« On a l’habitude que les gens…
« On a l’habitude que les gens lèvent un sourcil quand on dit où on est, raconte Léo Lamant. Puis ils arrivent ici, voient le lieu, les équipes, la façon dont tout est pensé, et là ça change complètement. » Le producteur américain confirme : « Les installations sont incroyables, les équipes parfaitement adaptées. Tourner aux États-Unis aurait coûté beaucoup plus cher. Ici, tout est centralisé et les gars sont cools. »
Cette montée en gamme doit aussi beaucoup aux relais noués avec certains producteurs français. Adrien Kamir, de la société ATCK, a notamment joué un rôle clé en mettant Piscine Club en relation avec plusieurs productions, permettant au studio libournais de décrocher ses premiers contrats d’envergure et d’accélérer son changement d’échelle.
Un outil de production ultra-pointu
Depuis janvier 2025, Piscine Club – ex-Lema Slow – a officiellement pris possession du bassin. L’ancienne piscine a été métamorphosée sans perdre son âme : le volume, la lumière, les carrelages racontent encore son passé. Mais à l’intérieur, c’est un outil de production ultra-pointu : plateau de tournage modulable, robots ultra-ralentis capables de filmer jusqu’à plusieurs milliers d’images par seconde, atelier de fabrication, fablab, espaces photo et vidéo, effets spéciaux. Tout est regroupé au même endroit.
« Notre obsession, c’est l’intégration, explique Mathieu Augé. On fabrique les décors, les machines, les accessoires, on tourne, on post-produit, tout sur place. Résultat : on gagne un temps énorme. Un tournage qui prendrait dix jours ailleurs peut être bouclé ici en deux ou trois. » Une efficacité qui se traduit aussi par des budgets plus maîtrisés, argument décisif pour les productions internationales.

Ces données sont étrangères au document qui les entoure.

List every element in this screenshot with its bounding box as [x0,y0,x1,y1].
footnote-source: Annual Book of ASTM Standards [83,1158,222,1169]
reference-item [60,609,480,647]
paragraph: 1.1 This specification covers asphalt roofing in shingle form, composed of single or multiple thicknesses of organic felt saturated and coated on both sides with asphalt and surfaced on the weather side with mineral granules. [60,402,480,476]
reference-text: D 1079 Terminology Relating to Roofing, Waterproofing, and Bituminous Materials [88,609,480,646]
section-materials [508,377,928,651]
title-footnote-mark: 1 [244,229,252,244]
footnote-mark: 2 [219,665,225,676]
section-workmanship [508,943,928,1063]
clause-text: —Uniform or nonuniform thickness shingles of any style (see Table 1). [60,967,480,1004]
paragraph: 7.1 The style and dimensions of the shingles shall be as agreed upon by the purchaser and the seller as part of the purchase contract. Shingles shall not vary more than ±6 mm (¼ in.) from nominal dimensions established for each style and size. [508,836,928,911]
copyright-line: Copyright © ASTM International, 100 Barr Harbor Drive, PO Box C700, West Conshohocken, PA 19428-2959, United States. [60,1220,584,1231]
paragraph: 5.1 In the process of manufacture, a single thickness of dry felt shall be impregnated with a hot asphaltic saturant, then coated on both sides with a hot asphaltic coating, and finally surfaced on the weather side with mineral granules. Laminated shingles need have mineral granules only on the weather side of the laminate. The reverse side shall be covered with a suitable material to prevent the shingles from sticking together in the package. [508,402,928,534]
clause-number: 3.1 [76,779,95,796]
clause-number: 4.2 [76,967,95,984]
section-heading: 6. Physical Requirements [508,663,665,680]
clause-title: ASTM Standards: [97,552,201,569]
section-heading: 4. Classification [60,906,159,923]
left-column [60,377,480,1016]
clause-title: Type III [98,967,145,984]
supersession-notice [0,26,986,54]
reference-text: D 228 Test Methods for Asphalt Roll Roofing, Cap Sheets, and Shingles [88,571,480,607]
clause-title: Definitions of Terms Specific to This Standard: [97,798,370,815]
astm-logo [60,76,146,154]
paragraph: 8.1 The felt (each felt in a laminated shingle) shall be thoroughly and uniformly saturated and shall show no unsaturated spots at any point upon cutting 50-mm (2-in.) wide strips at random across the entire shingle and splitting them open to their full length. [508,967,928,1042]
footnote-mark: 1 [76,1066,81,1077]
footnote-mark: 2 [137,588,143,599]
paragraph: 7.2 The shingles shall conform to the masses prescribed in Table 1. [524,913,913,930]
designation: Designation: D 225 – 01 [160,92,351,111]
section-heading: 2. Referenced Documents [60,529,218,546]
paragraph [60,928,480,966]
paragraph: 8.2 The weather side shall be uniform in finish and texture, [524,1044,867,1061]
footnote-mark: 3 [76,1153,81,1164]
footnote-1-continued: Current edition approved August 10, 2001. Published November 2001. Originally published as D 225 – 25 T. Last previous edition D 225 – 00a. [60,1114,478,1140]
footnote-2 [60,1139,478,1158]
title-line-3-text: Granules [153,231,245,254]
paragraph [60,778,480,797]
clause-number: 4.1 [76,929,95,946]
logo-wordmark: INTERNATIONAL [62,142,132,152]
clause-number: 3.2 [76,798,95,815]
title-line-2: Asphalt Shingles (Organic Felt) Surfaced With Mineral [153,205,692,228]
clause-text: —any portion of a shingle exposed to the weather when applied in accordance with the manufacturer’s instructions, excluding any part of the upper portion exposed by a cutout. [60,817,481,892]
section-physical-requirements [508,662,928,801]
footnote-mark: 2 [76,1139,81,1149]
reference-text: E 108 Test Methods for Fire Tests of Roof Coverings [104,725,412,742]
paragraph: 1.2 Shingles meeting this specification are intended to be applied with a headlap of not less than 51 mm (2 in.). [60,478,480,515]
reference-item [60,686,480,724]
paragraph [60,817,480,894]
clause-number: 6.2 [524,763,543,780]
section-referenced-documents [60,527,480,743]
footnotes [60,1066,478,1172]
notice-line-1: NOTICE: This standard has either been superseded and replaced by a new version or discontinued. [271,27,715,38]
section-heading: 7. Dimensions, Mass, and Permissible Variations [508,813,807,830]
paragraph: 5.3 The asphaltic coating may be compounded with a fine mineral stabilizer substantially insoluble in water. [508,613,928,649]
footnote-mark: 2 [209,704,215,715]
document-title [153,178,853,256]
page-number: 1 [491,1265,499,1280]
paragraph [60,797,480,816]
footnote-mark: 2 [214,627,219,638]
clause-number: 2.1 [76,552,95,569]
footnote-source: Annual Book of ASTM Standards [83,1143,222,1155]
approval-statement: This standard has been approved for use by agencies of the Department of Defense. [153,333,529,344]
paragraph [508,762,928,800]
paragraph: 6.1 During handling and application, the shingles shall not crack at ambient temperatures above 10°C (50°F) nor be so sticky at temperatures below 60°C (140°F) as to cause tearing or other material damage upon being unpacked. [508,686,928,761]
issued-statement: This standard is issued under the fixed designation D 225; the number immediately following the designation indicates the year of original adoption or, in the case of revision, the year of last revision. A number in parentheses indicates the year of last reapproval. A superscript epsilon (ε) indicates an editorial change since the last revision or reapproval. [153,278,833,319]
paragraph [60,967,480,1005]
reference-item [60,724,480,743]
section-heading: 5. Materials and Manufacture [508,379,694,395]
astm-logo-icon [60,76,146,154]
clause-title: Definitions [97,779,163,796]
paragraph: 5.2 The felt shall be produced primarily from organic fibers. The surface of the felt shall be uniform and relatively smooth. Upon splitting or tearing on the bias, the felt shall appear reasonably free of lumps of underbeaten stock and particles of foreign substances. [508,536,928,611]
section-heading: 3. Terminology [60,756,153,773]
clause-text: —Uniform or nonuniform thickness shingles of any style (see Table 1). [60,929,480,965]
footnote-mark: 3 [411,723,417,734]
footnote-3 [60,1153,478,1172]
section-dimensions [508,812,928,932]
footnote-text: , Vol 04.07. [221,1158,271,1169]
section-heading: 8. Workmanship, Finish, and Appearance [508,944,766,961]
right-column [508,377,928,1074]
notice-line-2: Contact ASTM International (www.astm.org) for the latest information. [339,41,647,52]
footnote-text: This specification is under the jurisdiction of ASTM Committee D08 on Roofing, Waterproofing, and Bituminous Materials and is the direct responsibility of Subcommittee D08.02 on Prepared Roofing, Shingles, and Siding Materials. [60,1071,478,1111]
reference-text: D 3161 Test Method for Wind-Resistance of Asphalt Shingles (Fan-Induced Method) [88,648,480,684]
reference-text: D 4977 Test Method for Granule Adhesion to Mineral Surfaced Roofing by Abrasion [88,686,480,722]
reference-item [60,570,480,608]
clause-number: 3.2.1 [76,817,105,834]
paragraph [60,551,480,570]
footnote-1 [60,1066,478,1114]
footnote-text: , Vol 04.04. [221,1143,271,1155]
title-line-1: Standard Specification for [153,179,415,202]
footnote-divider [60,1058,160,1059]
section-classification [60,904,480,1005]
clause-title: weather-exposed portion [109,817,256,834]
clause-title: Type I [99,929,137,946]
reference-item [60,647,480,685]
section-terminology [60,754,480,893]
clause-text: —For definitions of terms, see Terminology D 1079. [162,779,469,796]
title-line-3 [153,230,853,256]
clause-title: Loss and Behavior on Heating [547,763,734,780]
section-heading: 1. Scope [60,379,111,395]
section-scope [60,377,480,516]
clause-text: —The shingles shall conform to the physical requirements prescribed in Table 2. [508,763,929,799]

Leo Lamant et Matthieu Augé se sont installés en janvier 2025 avec Lema Slow, devenu Piscine Club en avril 2025. Studio LS
Mais Piscine Club ne travaille pas uniquement pour l’étranger. Les acteurs économiques locaux sont eux aussi séduits. Pour l’enseigne girondine Pépite Cookies, le studio a imaginé et fabriqué un convoyeur mécanique sur mesure, pensé spécifiquement pour les besoins du tournage. « On ne se contente pas de filmer un produit, précise Léo Lamant. On conçoit l’objet, le mouvement, la narration visuelle. On accompagne les entreprises du territoire de l’idée à l’image finale. » La Table de Pavie, à Saint-Émilion, a également fait appel au studio pour des scénographies, des contenus digitaux et des créations visuelles, mêlant gastronomie, design et storytelling.
De nouveaux investissements
Le lieu attire autant qu’il intrigue. Lors des Journées européennes du patrimoine, plusieurs centaines de visiteurs ont poussé la porte du studio. « C’était assez fort émotionnellement, se souvient Mathieu Augé. Beaucoup de Libournais nous disaient : ‘‘C’est ici que j’ai appris à nager’’. Voir cet endroit revivre autrement, ça a touché pas mal de monde. » « Au début, certains nous ont pris pour des fous, reconnaît Léo Lamant. Aujourd’hui, ils comprennent mieux ce qu’on essaie de faire. Et nous, on ne regrette rien. »
Le binôme de Piscine club cultive un mélange assumé de coolitude et d’exigence technique. Ici, pas de studios aseptisés ni d’ambiance compassée. « On travaille sérieusement, mais sans se prendre au sérieux, résume Léo Lamant. Les équipes sentent qu’elles peuvent être exigeantes tout en étant à l’aise. » Un équilibre qui séduit producteurs et réalisateurs, heureux de trouver compétence, réactivité et convivialité au même endroit… et de pouvoir aller faire un tennis juste avant de tourner.